Please note that larger structures may take longer to load.
Of course, all protein structure of TMPL can be individually downloaded to be visualized with any locally installed molecular viewer (PyMOL, VMD, Chimera, RasMol etc.).


Quick search
A quick search can be performed by using the text area of the top-right corner. This will match with the name, organism, and PDB, Pfam or UniProt codes. For more specific queries, the 'Search' form shall be used.


Uploading models
The TMPL database allows users to deposit new membrane protein structures. It only requires:
- assigning the lipid bilayer planes with the OREMPRO web server;
- completing a form about the protein (name, organism etc.);
- and our manual verification of the new entry.

For protein structures that already exist in the database, users can still deposit alternative membrane assignments, resulting from the different tunings of the OREMPRO parameters—in particular, the membrane propensity scale on which the positioning algorithm is based (Postic et al., 2016b), and which may not be relevant for all membrane proteins (different membrane lipid compositions may require different hydrophobicity scales).


Model quality
For each protein model in TMPL, a structural assessment of the transmembrane domain is provided in the form of a score (MAIDEN score: Postic et al., 2015). It is aimed at comparing the quality of different models of the same protein—i.e. the relative quality. The absolute quality is represented by a color code—from red for bad models, to blue for near-native structures—which is derived from a Z-score calculation of the MAIDEN pseudo-energy.

These measures actually reflect the quality of both the structural model and its orientation in the lipid bilayer. Thus, a high quality structure with a wrong membrane assignment that would include globular parts of the protein in the lipid bilayer boundaries, is expected to have a relatively high MAIDEN score with a yellow or red color tag.


Updates
The TMPL database is updated every time a new protein structure is manually deposited and validated. Besides these irregular additions, TMPL is automatically updated every 6 months, by searching for new models in the PDB, ModBase and SWISS-MODEL databases.
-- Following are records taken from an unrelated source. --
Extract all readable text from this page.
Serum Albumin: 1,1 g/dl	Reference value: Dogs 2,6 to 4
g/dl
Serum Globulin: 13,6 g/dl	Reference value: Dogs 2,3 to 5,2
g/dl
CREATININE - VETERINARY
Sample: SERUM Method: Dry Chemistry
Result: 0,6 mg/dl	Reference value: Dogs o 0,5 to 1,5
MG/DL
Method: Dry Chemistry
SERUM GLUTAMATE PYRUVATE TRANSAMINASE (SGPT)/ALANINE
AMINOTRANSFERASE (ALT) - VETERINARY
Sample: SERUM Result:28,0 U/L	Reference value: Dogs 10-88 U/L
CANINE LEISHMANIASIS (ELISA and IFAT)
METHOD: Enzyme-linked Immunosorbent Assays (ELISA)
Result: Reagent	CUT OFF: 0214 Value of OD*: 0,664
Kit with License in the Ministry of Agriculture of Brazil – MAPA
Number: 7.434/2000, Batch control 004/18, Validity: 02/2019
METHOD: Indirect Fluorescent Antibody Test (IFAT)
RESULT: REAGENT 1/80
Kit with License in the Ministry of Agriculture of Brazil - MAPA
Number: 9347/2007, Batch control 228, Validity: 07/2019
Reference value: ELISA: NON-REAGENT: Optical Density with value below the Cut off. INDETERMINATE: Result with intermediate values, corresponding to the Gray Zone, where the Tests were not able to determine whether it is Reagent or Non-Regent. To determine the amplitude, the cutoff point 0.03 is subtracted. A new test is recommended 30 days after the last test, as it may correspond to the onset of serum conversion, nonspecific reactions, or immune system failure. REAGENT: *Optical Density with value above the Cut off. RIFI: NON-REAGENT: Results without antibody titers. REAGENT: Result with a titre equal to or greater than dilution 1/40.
It must be noted that the number of entries in TMPL may sometimes decrease. This is due to the fact that some of the automatically added entries are not 'actual' transmembrane proteins, and are therefore removed from the database when detected. Most of the time, it corresponds either to structural predictions that only cover a short part of the template protein chain, or to models of globular parts of transmembrane proteins.